欧米では、これらをsubjunctiveとして区別はせず、現実的、非現実的、現実、非現実にかかわらず、単にconditionalとしてひとまとめにして扱います。

 

「現代英語では仮定法過去と仮定法過去完了は、形態上、直説法と変わりがないことから、海外の学習者・教師向けの文法書は直説法と仮定法過去および仮定法過去完了を1つにまとめて、conditionalとして提示している。英語話者の感覚として、仮定法の存在が意識されていないのだとすれば、少なくとも教育上は、これらをsubjunctiveとして独立させる必要は感じられない。「仮定法」という用語は使わなくても、条件文として指導すればよいだけである。」

   石田 秀雄『仮定法指導の改善―問題点の整理と新たな用語の提案―』2021

 

「仮定法」は、海外の学習用文法書でも、英語ネイティブの感覚でも特に区別していない日本独特の解釈です。もちろん、その解釈が学習者に有用なら問題はないと思いますが、実際には普通に使う表現を使えていないという指摘がされています。その上、[would+完了]が未来のことに使うことは、幼児対象のアニメでも使われていて正用とされているのに、学参に載っていないのです。

 

 過去、現在、未来を含めた[would+完了]は、「現実からかけ離れている」という感覚を表すと言えます。未来のことは未確定なので非現実的、過去のことは確定しているので非現実ということになるのです。

 

 ここまで[will/would/may/might+have+done]の型を、横軸を時間time、縦軸を広い意味のtenseとして示して各用例を見ました。これら[法助動詞+完了]の型は現実との距離感をもとにした「想い」表す叙想法で、過去時・現在時・未来時のことを述べるということで共通しています。

 そのような見方ができれば、当然、他の助動詞はどうなのか?という疑問がわくのではないでしょうか。学参では、[could+完了]は「仮定法過去完了」の1つとされていますが、未来のことをのべることはないのかということです。

文脈が分かるように、少し長いですが用例を引用します。

 

 "How long will it take to make, anyway?" said Harry as Hermione, looking happier, opened the book again.

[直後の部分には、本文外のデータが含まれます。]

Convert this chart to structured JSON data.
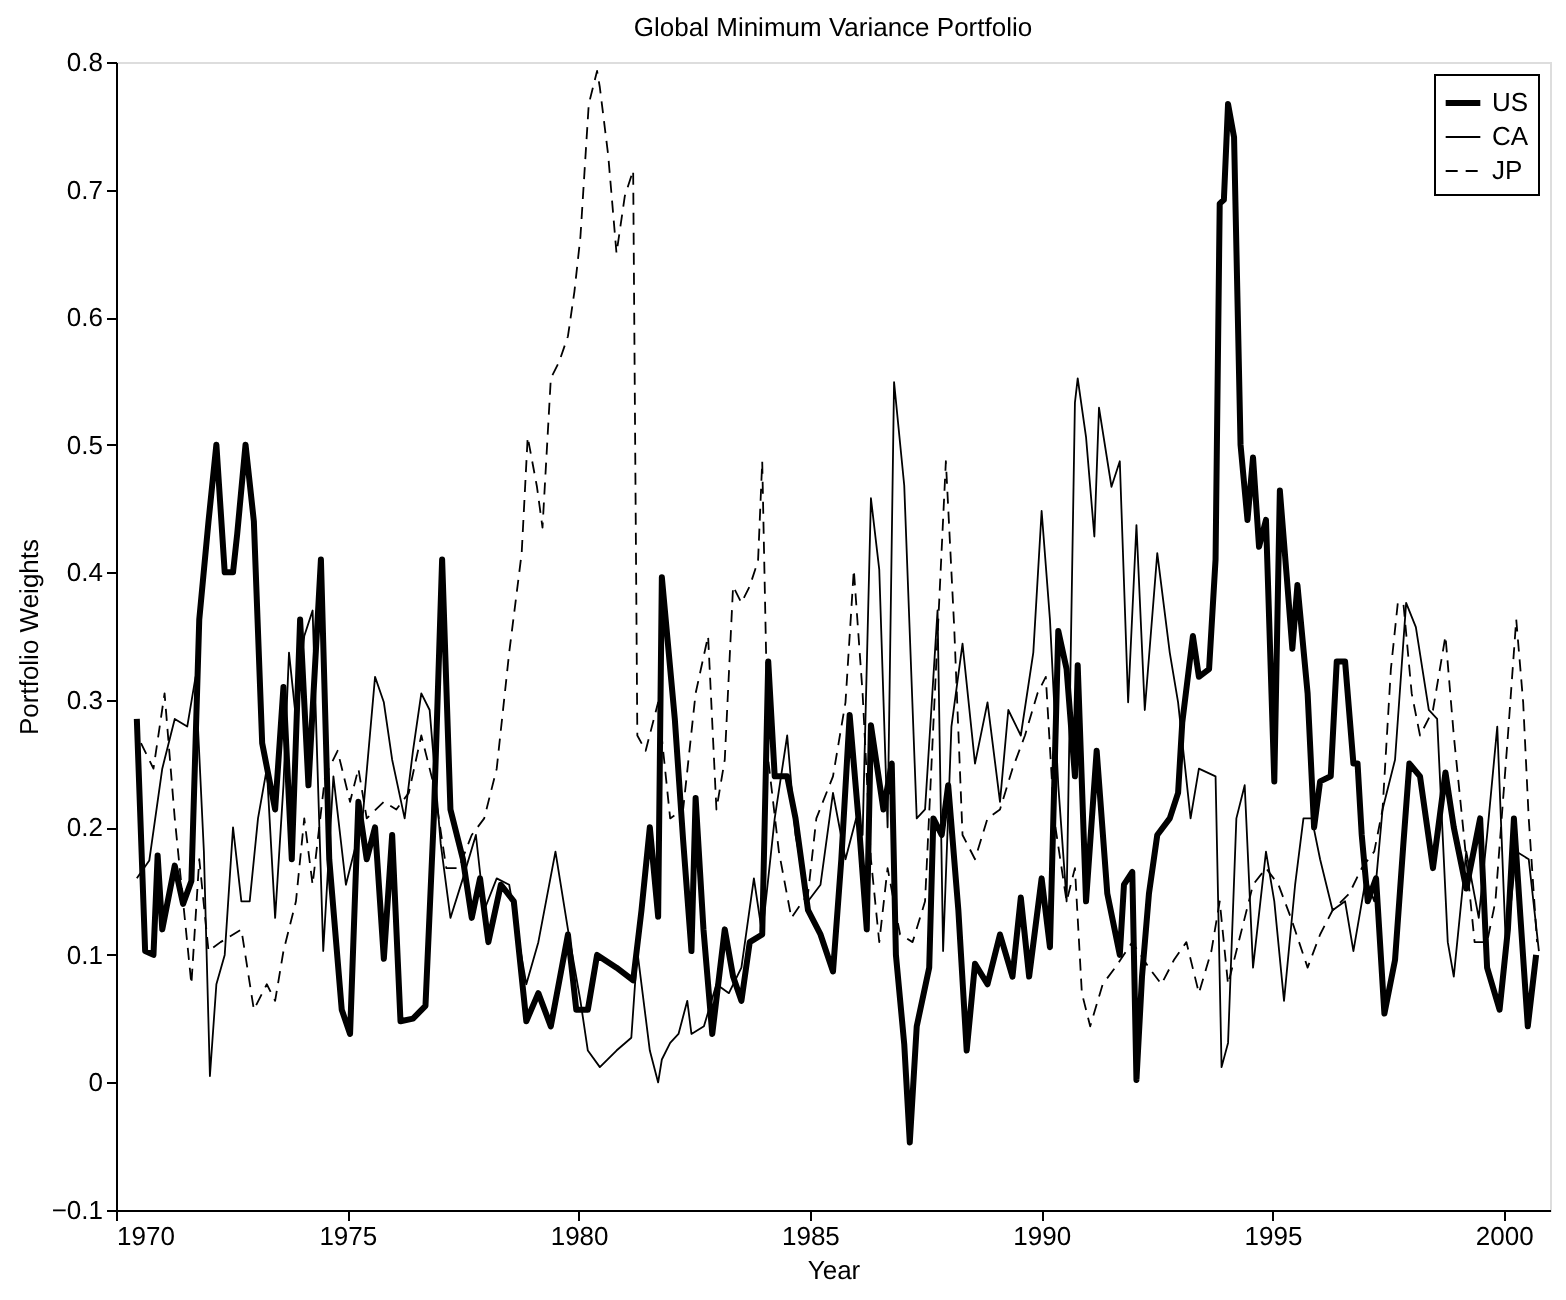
{
  "chart_data": {
    "type": "line",
    "title": "Global Minimum Variance Portfolio",
    "xlabel": "Year",
    "ylabel": "Portfolio Weights",
    "xlim": [
      1970,
      2001
    ],
    "xticks": [
      1970,
      1975,
      1980,
      1985,
      1990,
      1995,
      2000
    ],
    "ylim": [
      -0.1,
      0.8
    ],
    "yticks": [
      -0.1,
      0,
      0.1,
      0.2,
      0.3,
      0.4,
      0.5,
      0.6,
      0.7,
      0.8
    ],
    "grid": false,
    "legend": "top right",
    "marker": "none",
    "series": [
      {
        "name": "US",
        "color": "#000000",
        "line_style": "solid",
        "x": [
          1970.45,
          1970.63,
          1970.81,
          1970.9,
          1971.0,
          1971.27,
          1971.45,
          1971.63,
          1971.8,
          1972.0,
          1972.17,
          1972.35,
          1972.53,
          1972.62,
          1972.8,
          1972.98,
          1973.16,
          1973.44,
          1973.62,
          1973.8,
          1973.98,
          1974.16,
          1974.43,
          1974.61,
          1974.88,
          1975.06,
          1975.24,
          1975.42,
          1975.6,
          1975.79,
          1975.97,
          1976.15,
          1976.42,
          1976.69,
          1976.87,
          1977.05,
          1977.23,
          1977.5,
          1977.69,
          1977.87,
          1978.05,
          1978.32,
          1978.6,
          1978.87,
          1979.13,
          1979.4,
          1979.77,
          1979.95,
          1980.2,
          1980.4,
          1980.82,
          1981.18,
          1981.36,
          1981.54,
          1981.72,
          1981.8,
          1982.08,
          1982.26,
          1982.44,
          1982.53,
          1982.7,
          1982.89,
          1983.16,
          1983.34,
          1983.52,
          1983.7,
          1983.97,
          1984.1,
          1984.24,
          1984.51,
          1984.69,
          1984.96,
          1985.23,
          1985.5,
          1985.68,
          1985.86,
          1986.05,
          1986.23,
          1986.32,
          1986.59,
          1986.77,
          1986.86,
          1987.04,
          1987.16,
          1987.31,
          1987.58,
          1987.67,
          1987.85,
          1987.99,
          1988.21,
          1988.39,
          1988.57,
          1988.84,
          1989.11,
          1989.38,
          1989.56,
          1989.74,
          1990.01,
          1990.19,
          1990.37,
          1990.55,
          1990.73,
          1990.79,
          1990.97,
          1991.2,
          1991.43,
          1991.7,
          1991.79,
          1991.97,
          1992.06,
          1992.18,
          1992.33,
          1992.51,
          1992.78,
          1992.96,
          1993.05,
          1993.28,
          1993.41,
          1993.63,
          1993.77,
          1993.86,
          1993.95,
          1994.04,
          1994.17,
          1994.31,
          1994.46,
          1994.58,
          1994.71,
          1994.86,
          1995.04,
          1995.16,
          1995.31,
          1995.43,
          1995.54,
          1995.76,
          1995.9,
          1996.03,
          1996.26,
          1996.39,
          1996.57,
          1996.75,
          1996.84,
          1996.93,
          1997.06,
          1997.24,
          1997.42,
          1997.65,
          1997.83,
          1997.96,
          1998.19,
          1998.47,
          1998.74,
          1998.92,
          1999.19,
          1999.49,
          1999.64,
          1999.91,
          2000.09,
          2000.22,
          2000.36,
          2000.52,
          2000.7
        ],
        "values": [
          0.285,
          0.103,
          0.1,
          0.178,
          0.12,
          0.17,
          0.14,
          0.158,
          0.363,
          0.44,
          0.5,
          0.4,
          0.4,
          0.43,
          0.5,
          0.44,
          0.266,
          0.214,
          0.31,
          0.175,
          0.363,
          0.233,
          0.41,
          0.175,
          0.057,
          0.038,
          0.22,
          0.175,
          0.2,
          0.097,
          0.194,
          0.048,
          0.05,
          0.06,
          0.207,
          0.41,
          0.214,
          0.175,
          0.129,
          0.16,
          0.11,
          0.155,
          0.142,
          0.048,
          0.07,
          0.044,
          0.116,
          0.057,
          0.057,
          0.1,
          0.09,
          0.08,
          0.135,
          0.2,
          0.13,
          0.396,
          0.285,
          0.19,
          0.103,
          0.223,
          0.12,
          0.038,
          0.12,
          0.083,
          0.064,
          0.11,
          0.116,
          0.33,
          0.24,
          0.24,
          0.207,
          0.135,
          0.116,
          0.087,
          0.175,
          0.288,
          0.207,
          0.12,
          0.28,
          0.214,
          0.25,
          0.1,
          0.03,
          -0.047,
          0.044,
          0.09,
          0.207,
          0.194,
          0.233,
          0.135,
          0.025,
          0.093,
          0.077,
          0.116,
          0.083,
          0.145,
          0.083,
          0.16,
          0.106,
          0.354,
          0.324,
          0.24,
          0.327,
          0.142,
          0.26,
          0.148,
          0.1,
          0.155,
          0.165,
          0.002,
          0.083,
          0.148,
          0.194,
          0.207,
          0.227,
          0.282,
          0.35,
          0.318,
          0.324,
          0.41,
          0.689,
          0.692,
          0.767,
          0.741,
          0.5,
          0.441,
          0.49,
          0.42,
          0.441,
          0.236,
          0.464,
          0.396,
          0.34,
          0.39,
          0.305,
          0.2,
          0.236,
          0.24,
          0.33,
          0.33,
          0.25,
          0.25,
          0.194,
          0.142,
          0.16,
          0.054,
          0.096,
          0.187,
          0.25,
          0.24,
          0.168,
          0.243,
          0.2,
          0.152,
          0.207,
          0.09,
          0.057,
          0.12,
          0.207,
          0.13,
          0.044,
          0.1
        ]
      },
      {
        "name": "CA",
        "color": "#000000",
        "line_style": "solid",
        "x": [
          1970.45,
          1970.72,
          1971.0,
          1971.27,
          1971.54,
          1971.72,
          1971.9,
          1972.03,
          1972.17,
          1972.35,
          1972.53,
          1972.71,
          1972.89,
          1973.07,
          1973.26,
          1973.44,
          1973.62,
          1973.74,
          1973.89,
          1974.07,
          1974.25,
          1974.48,
          1974.7,
          1974.97,
          1975.33,
          1975.6,
          1975.79,
          1975.97,
          1976.24,
          1976.42,
          1976.6,
          1976.78,
          1977.02,
          1977.23,
          1977.5,
          1977.78,
          1977.96,
          1978.23,
          1978.5,
          1978.87,
          1979.13,
          1979.5,
          1979.77,
          1980.04,
          1980.2,
          1980.46,
          1980.82,
          1981.14,
          1981.27,
          1981.54,
          1981.72,
          1981.8,
          1981.98,
          1982.16,
          1982.35,
          1982.44,
          1982.71,
          1982.98,
          1983.25,
          1983.52,
          1983.79,
          1983.97,
          1984.24,
          1984.51,
          1984.69,
          1984.96,
          1985.23,
          1985.5,
          1985.77,
          1986.0,
          1986.14,
          1986.32,
          1986.5,
          1986.68,
          1986.82,
          1987.04,
          1987.31,
          1987.49,
          1987.76,
          1987.88,
          1988.06,
          1988.3,
          1988.57,
          1988.84,
          1989.11,
          1989.29,
          1989.56,
          1989.83,
          1990.01,
          1990.19,
          1990.37,
          1990.55,
          1990.73,
          1990.79,
          1990.97,
          1991.15,
          1991.25,
          1991.52,
          1991.7,
          1991.88,
          1992.06,
          1992.24,
          1992.51,
          1992.78,
          1992.96,
          1993.23,
          1993.41,
          1993.77,
          1993.9,
          1994.04,
          1994.22,
          1994.4,
          1994.58,
          1994.86,
          1995.04,
          1995.25,
          1995.49,
          1995.67,
          1995.85,
          1996.03,
          1996.3,
          1996.57,
          1996.75,
          1997.02,
          1997.2,
          1997.38,
          1997.65,
          1997.89,
          1998.1,
          1998.38,
          1998.56,
          1998.79,
          1998.92,
          1999.19,
          1999.46,
          1999.64,
          1999.86,
          2000.05,
          2000.27,
          2000.54,
          2000.76
        ],
        "values": [
          0.16,
          0.174,
          0.246,
          0.285,
          0.279,
          0.318,
          0.181,
          0.005,
          0.077,
          0.1,
          0.2,
          0.142,
          0.142,
          0.207,
          0.246,
          0.129,
          0.233,
          0.337,
          0.285,
          0.35,
          0.37,
          0.103,
          0.24,
          0.155,
          0.207,
          0.318,
          0.298,
          0.253,
          0.207,
          0.26,
          0.305,
          0.292,
          0.187,
          0.129,
          0.16,
          0.194,
          0.135,
          0.16,
          0.155,
          0.077,
          0.11,
          0.181,
          0.12,
          0.064,
          0.025,
          0.012,
          0.025,
          0.035,
          0.103,
          0.025,
          0.0,
          0.018,
          0.031,
          0.038,
          0.064,
          0.038,
          0.044,
          0.077,
          0.07,
          0.09,
          0.16,
          0.116,
          0.207,
          0.272,
          0.194,
          0.142,
          0.155,
          0.227,
          0.175,
          0.207,
          0.194,
          0.458,
          0.402,
          0.2,
          0.549,
          0.468,
          0.207,
          0.214,
          0.37,
          0.103,
          0.279,
          0.344,
          0.25,
          0.298,
          0.22,
          0.292,
          0.272,
          0.337,
          0.448,
          0.363,
          0.233,
          0.142,
          0.533,
          0.552,
          0.506,
          0.428,
          0.529,
          0.467,
          0.487,
          0.298,
          0.437,
          0.292,
          0.415,
          0.337,
          0.298,
          0.207,
          0.246,
          0.24,
          0.012,
          0.031,
          0.207,
          0.233,
          0.09,
          0.181,
          0.142,
          0.064,
          0.155,
          0.207,
          0.207,
          0.175,
          0.135,
          0.142,
          0.103,
          0.16,
          0.142,
          0.214,
          0.253,
          0.376,
          0.357,
          0.292,
          0.285,
          0.11,
          0.083,
          0.181,
          0.129,
          0.194,
          0.279,
          0.103,
          0.181,
          0.175,
          0.103
        ]
      },
      {
        "name": "JP",
        "color": "#000000",
        "line_style": "dashed",
        "x": [
          1970.54,
          1970.81,
          1971.05,
          1971.27,
          1971.45,
          1971.63,
          1971.8,
          1972.0,
          1972.26,
          1972.71,
          1972.98,
          1973.26,
          1973.44,
          1973.62,
          1973.89,
          1974.07,
          1974.25,
          1974.52,
          1974.79,
          1975.06,
          1975.24,
          1975.42,
          1975.79,
          1976.06,
          1976.33,
          1976.6,
          1976.87,
          1977.14,
          1977.41,
          1977.69,
          1977.96,
          1978.23,
          1978.5,
          1978.77,
          1978.9,
          1979.1,
          1979.22,
          1979.4,
          1979.58,
          1979.77,
          1979.91,
          1980.04,
          1980.22,
          1980.4,
          1980.46,
          1980.64,
          1980.82,
          1981.0,
          1981.18,
          1981.27,
          1981.45,
          1981.72,
          1981.98,
          1982.26,
          1982.53,
          1982.8,
          1982.98,
          1983.16,
          1983.34,
          1983.52,
          1983.7,
          1983.88,
          1983.97,
          1984.1,
          1984.33,
          1984.6,
          1984.96,
          1985.14,
          1985.5,
          1985.77,
          1985.95,
          1986.14,
          1986.32,
          1986.5,
          1986.68,
          1986.95,
          1987.22,
          1987.49,
          1987.76,
          1987.94,
          1988.12,
          1988.3,
          1988.57,
          1988.84,
          1989.11,
          1989.38,
          1989.65,
          1989.92,
          1990.1,
          1990.28,
          1990.55,
          1990.73,
          1990.88,
          1991.06,
          1991.33,
          1991.6,
          1991.97,
          1992.33,
          1992.6,
          1992.87,
          1993.14,
          1993.41,
          1993.68,
          1993.86,
          1994.04,
          1994.31,
          1994.58,
          1994.86,
          1995.13,
          1995.4,
          1995.76,
          1996.03,
          1996.3,
          1996.66,
          1996.93,
          1997.2,
          1997.38,
          1997.56,
          1997.71,
          1997.83,
          1998.01,
          1998.19,
          1998.47,
          1998.74,
          1998.92,
          1999.19,
          1999.37,
          1999.64,
          1999.82,
          2000.09,
          2000.27,
          2000.42,
          2000.54,
          2000.72
        ],
        "values": [
          0.266,
          0.246,
          0.305,
          0.207,
          0.142,
          0.077,
          0.175,
          0.103,
          0.11,
          0.12,
          0.057,
          0.077,
          0.064,
          0.103,
          0.142,
          0.207,
          0.155,
          0.24,
          0.26,
          0.22,
          0.246,
          0.207,
          0.22,
          0.214,
          0.227,
          0.272,
          0.233,
          0.168,
          0.168,
          0.194,
          0.207,
          0.246,
          0.337,
          0.415,
          0.506,
          0.467,
          0.435,
          0.552,
          0.565,
          0.585,
          0.62,
          0.663,
          0.767,
          0.793,
          0.78,
          0.727,
          0.65,
          0.695,
          0.715,
          0.272,
          0.26,
          0.298,
          0.207,
          0.214,
          0.305,
          0.35,
          0.214,
          0.253,
          0.389,
          0.376,
          0.389,
          0.409,
          0.487,
          0.253,
          0.181,
          0.129,
          0.148,
          0.207,
          0.24,
          0.298,
          0.402,
          0.305,
          0.175,
          0.11,
          0.168,
          0.116,
          0.11,
          0.142,
          0.35,
          0.487,
          0.357,
          0.194,
          0.175,
          0.207,
          0.214,
          0.246,
          0.272,
          0.305,
          0.318,
          0.207,
          0.142,
          0.168,
          0.07,
          0.044,
          0.077,
          0.09,
          0.11,
          0.09,
          0.077,
          0.096,
          0.11,
          0.07,
          0.103,
          0.142,
          0.077,
          0.116,
          0.155,
          0.168,
          0.155,
          0.129,
          0.09,
          0.116,
          0.135,
          0.148,
          0.168,
          0.181,
          0.214,
          0.324,
          0.376,
          0.376,
          0.305,
          0.272,
          0.292,
          0.35,
          0.272,
          0.175,
          0.11,
          0.11,
          0.142,
          0.272,
          0.363,
          0.298,
          0.207,
          0.11
        ]
      }
    ]
  }
}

"Well, since the fluxweed has got to be picked at the full moon and the lacewings have got to be stewed for twenty-one days ... I'd say it'd be ready in about a month, if we can get all the ingredients."

"A month?" said Ron. "Malfoy could have attacked half the Muggle-borns in the school by then!" But Hermione's eyes narrowed dangerously again, and he added swiftly, "But it's the best plan we've got, so full steam ahead, I say."

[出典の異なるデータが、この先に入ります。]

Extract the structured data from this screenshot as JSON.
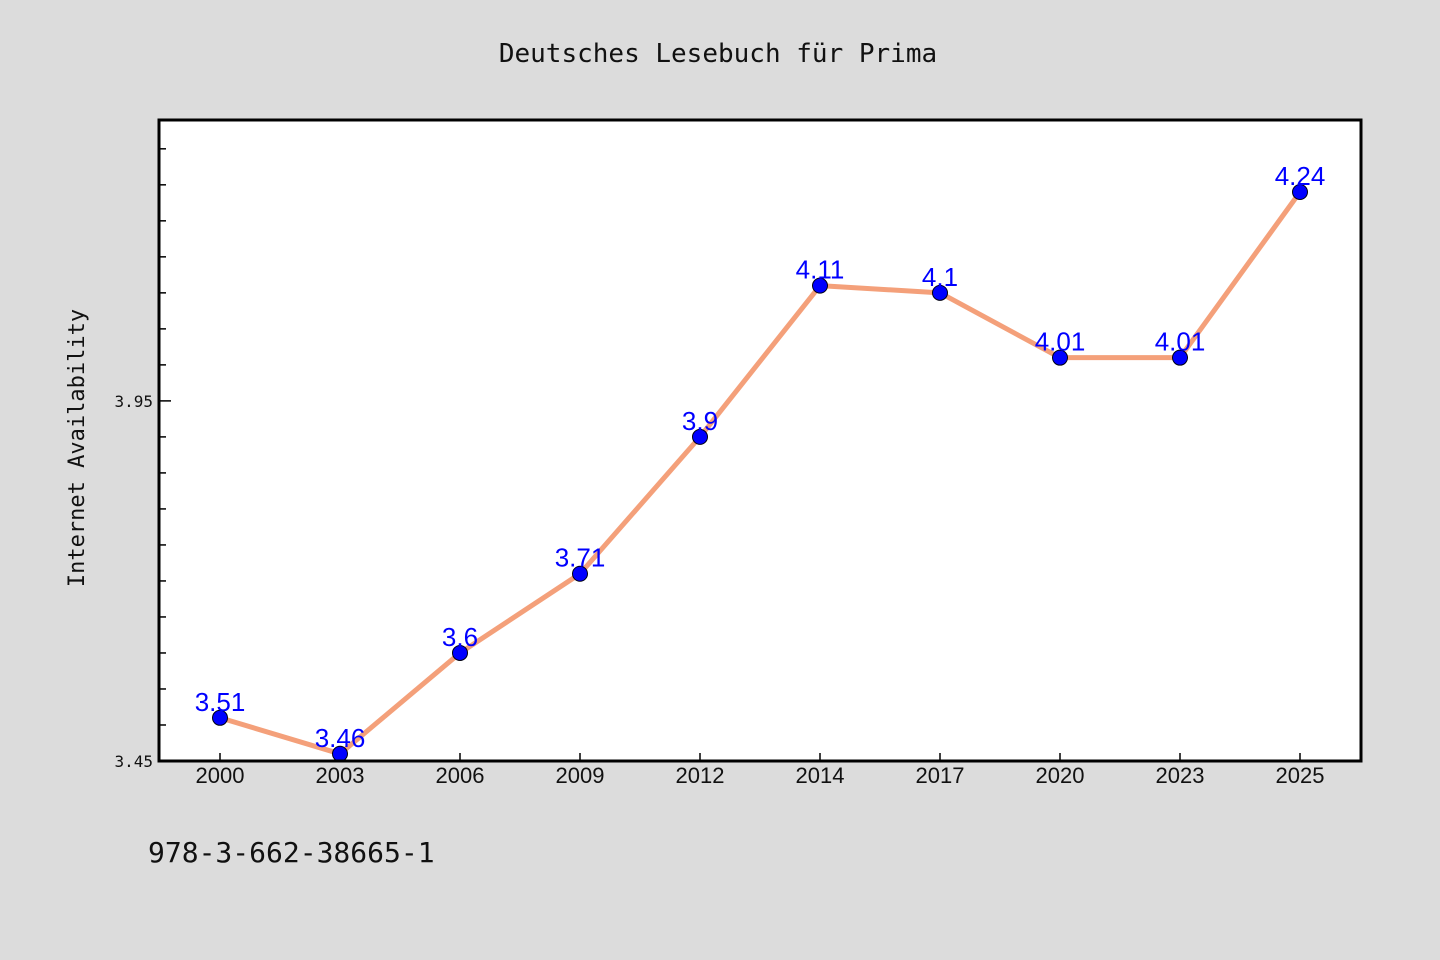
{
  "page": {
    "background": "#dcdcdc",
    "footnote": "978-3-662-38665-1"
  },
  "chart_data": {
    "type": "line",
    "title": "Deutsches Lesebuch für Prima",
    "xlabel": "",
    "ylabel": "Internet Availability",
    "categories": [
      "2000",
      "2003",
      "2006",
      "2009",
      "2012",
      "2014",
      "2017",
      "2020",
      "2023",
      "2025"
    ],
    "series": [
      {
        "values": [
          3.51,
          3.46,
          3.6,
          3.71,
          3.9,
          4.11,
          4.1,
          4.01,
          4.01,
          4.24
        ],
        "labels": [
          "3.51",
          "3.46",
          "3.6",
          "3.71",
          "3.9",
          "4.11",
          "4.1",
          "4.01",
          "4.01",
          "4.24"
        ],
        "line_color": "#f4a07a",
        "marker_color": "#0000ff"
      }
    ],
    "ylim": [
      3.45,
      4.34
    ],
    "yticks": [
      3.45,
      3.95
    ],
    "ytick_labels": [
      "3.45",
      "3.95"
    ],
    "minor_ytick_step": 0.05,
    "grid": false,
    "legend": "none",
    "plot_background": "#ffffff"
  }
}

                ――Harry Potter and Chamber of Secrets

"それは、いったいどれくらいかかるの?" とハリーが言いました。ハーマイオニーはうれしそうに再び本を開きながら答えました。

"ええと、フラックスウィードは満月の夜に摘まないといけないし、レースウィングは21日間煮込まないといけないから… 材料がすべて手に入れられれば、約1か月かかると思う。"

"1か月?" とロンが言いました。"その頃にはマルフォイが学校の半分のマグル生まれに襲いかかるかもしれない!" しかし、ハーマイオニーの目は再び危険な光を帯びて狭まり、彼は素早く付け加えました。"でもこれが今のところ最善の計画だから、全速力で進めるしかないと思う。

 

 この中のMalfoy could have attacked…は未来についての実現可能性を述べています。[could+完了]の型も過去について述べると確定した「非現実」を意味しますが、未来のことについて述べると未確定なので「実現性の低い可能性」の意味を表すのです。

 このように、英語の述語動詞VPの用例を平面として広く渡すと、これまで見えなかったことが見えてきます。これは科学史で言えば、元素周期表のもたらし効果と同じで、存在が確認されていない用法でも、ある程度予見できるわけです。

 

 現行英文法は時間time、時制tense1つの数直線という一次元のパラダイムに収めようとします。しかし、時制tenseは距離感としても1つの軸を想定すると、二次元の時空間として表現できます。

 これは科学史で言えば、かつて物理学で三次元の空間では説明できない現象を取り込んで、時間を加えた四次元時空間というパラダイムにシフトしたようなものです。次元を1つあげたパラダイムを採用してみるのは悪くないのではないでしょうか。物理学からは百年余りは遅れはしましたが…。